Just like the new CBR1000RR-R Fireblade, the 2021 model CBR600RR is infused with the aerodynamic performance technology used in the RC213V. The frame that feeds back the racing technology has a twin tube structure made of hollow die-cast aluminium.
This structure ensures premium wind-resistant performance, agile handling and now, with the new addition of winglets, the CBR600RR is the ultimate track-master. The optimal positioning, shape, and installation angle of the winglets are designed to work with the agile handling characteristics of the bike.
When entering a corner, the downforce generated by the winglet maintains the load on the front tyres as the rider leans the bike into a corner while releasing the front brake.

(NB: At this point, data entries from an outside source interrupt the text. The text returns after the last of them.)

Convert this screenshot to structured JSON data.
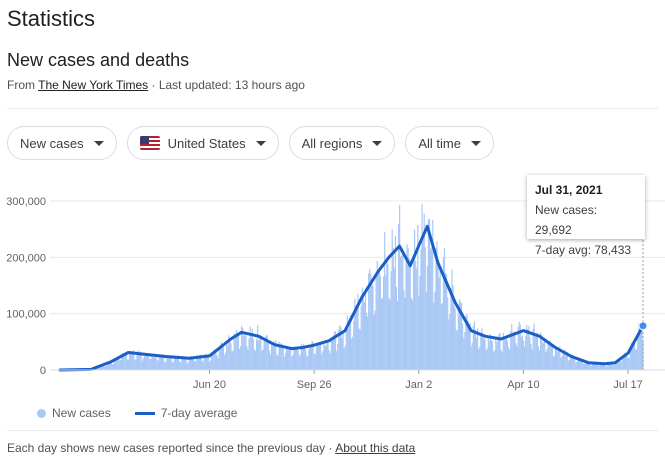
{
  "header": {
    "title": "Statistics",
    "subtitle": "New cases and deaths",
    "source_prefix": "From ",
    "source_link": "The New York Times",
    "updated": " · Last updated: 13 hours ago"
  },
  "filters": [
    {
      "label": "New cases"
    },
    {
      "label": "United States"
    },
    {
      "label": "All regions"
    },
    {
      "label": "All time"
    }
  ],
  "tooltip": {
    "date": "Jul 31, 2021",
    "new_cases": "New cases: 29,692",
    "avg": "7-day avg: 78,433"
  },
  "legend": {
    "new_cases": "New cases",
    "avg": "7-day average"
  },
  "footer": {
    "text": "Each day shows new cases reported since the previous day",
    "sep": " · ",
    "link": "About this data"
  },
  "colors": {
    "bars": "#aac8f5",
    "line": "#1a5fc8"
  },
  "chart_data": {
    "type": "area",
    "ylim": [
      0,
      300000
    ],
    "y_ticks": [
      "300,000",
      "200,000",
      "100,000",
      "0"
    ],
    "x_ticks": [
      "Jun 20",
      "Sep 26",
      "Jan 2",
      "Apr 10",
      "Jul 17"
    ],
    "series": [
      {
        "name": "7-day average",
        "points": [
          [
            "2020-02-01",
            0
          ],
          [
            "2020-03-01",
            1000
          ],
          [
            "2020-03-20",
            15000
          ],
          [
            "2020-04-05",
            31000
          ],
          [
            "2020-04-20",
            28000
          ],
          [
            "2020-05-10",
            24000
          ],
          [
            "2020-06-01",
            21000
          ],
          [
            "2020-06-20",
            25000
          ],
          [
            "2020-07-10",
            55000
          ],
          [
            "2020-07-20",
            67000
          ],
          [
            "2020-08-05",
            60000
          ],
          [
            "2020-08-20",
            45000
          ],
          [
            "2020-09-05",
            38000
          ],
          [
            "2020-09-15",
            40000
          ],
          [
            "2020-09-26",
            44000
          ],
          [
            "2020-10-10",
            52000
          ],
          [
            "2020-10-25",
            70000
          ],
          [
            "2020-11-10",
            130000
          ],
          [
            "2020-11-25",
            175000
          ],
          [
            "2020-12-05",
            200000
          ],
          [
            "2020-12-15",
            220000
          ],
          [
            "2020-12-25",
            185000
          ],
          [
            "2021-01-03",
            225000
          ],
          [
            "2021-01-10",
            255000
          ],
          [
            "2021-01-20",
            190000
          ],
          [
            "2021-02-05",
            120000
          ],
          [
            "2021-02-20",
            70000
          ],
          [
            "2021-03-05",
            60000
          ],
          [
            "2021-03-20",
            55000
          ],
          [
            "2021-04-10",
            70000
          ],
          [
            "2021-04-25",
            60000
          ],
          [
            "2021-05-10",
            40000
          ],
          [
            "2021-05-25",
            24000
          ],
          [
            "2021-06-10",
            13000
          ],
          [
            "2021-06-25",
            11000
          ],
          [
            "2021-07-05",
            13000
          ],
          [
            "2021-07-17",
            30000
          ],
          [
            "2021-07-31",
            78433
          ]
        ]
      },
      {
        "name": "New cases",
        "points": [
          [
            "2021-07-31",
            29692
          ]
        ]
      }
    ]
  }
}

This ensures the CBR600RR’s stability and achieves high cornering performance.
The CBR600RR’s ABS is comprised of the Nissin-made, small-size and lightweight ABS modulator, controlled by the IMU. Designed to enhance brake handling stability not only while riding straight but also when cornering. The ECU inside the ABS modulator detects and calculates vehicle attitude by getting a signal from the IMU to control braking pressure according to riding conditions.
A selectable engine brake function has also been installed, which allows the rider to select brake strength when decelerating by fully closing the throttle. There are three levels of strength to choose from, with one being the strongest and three being the weakest. Riders can set it to any level according to their preference.
The 41mm inverted telescopic front suspension of the new CBR600RR offers excellent rigidity balance and the Big Piston Front Fork made by Showa has been adopted for the new model as well. The protruding length of the front fork has been extended by 15mm.
The CBR600RR’s swing-arm is lighter by 150 grams compared to the previous model by optimising its internal structure and the rigidity balance has been re-examined and the thickness of each part has been modified. Reduction of the unsprung mass has enhanced riding performance as well. Its total curb weight arrives at 194 kilograms.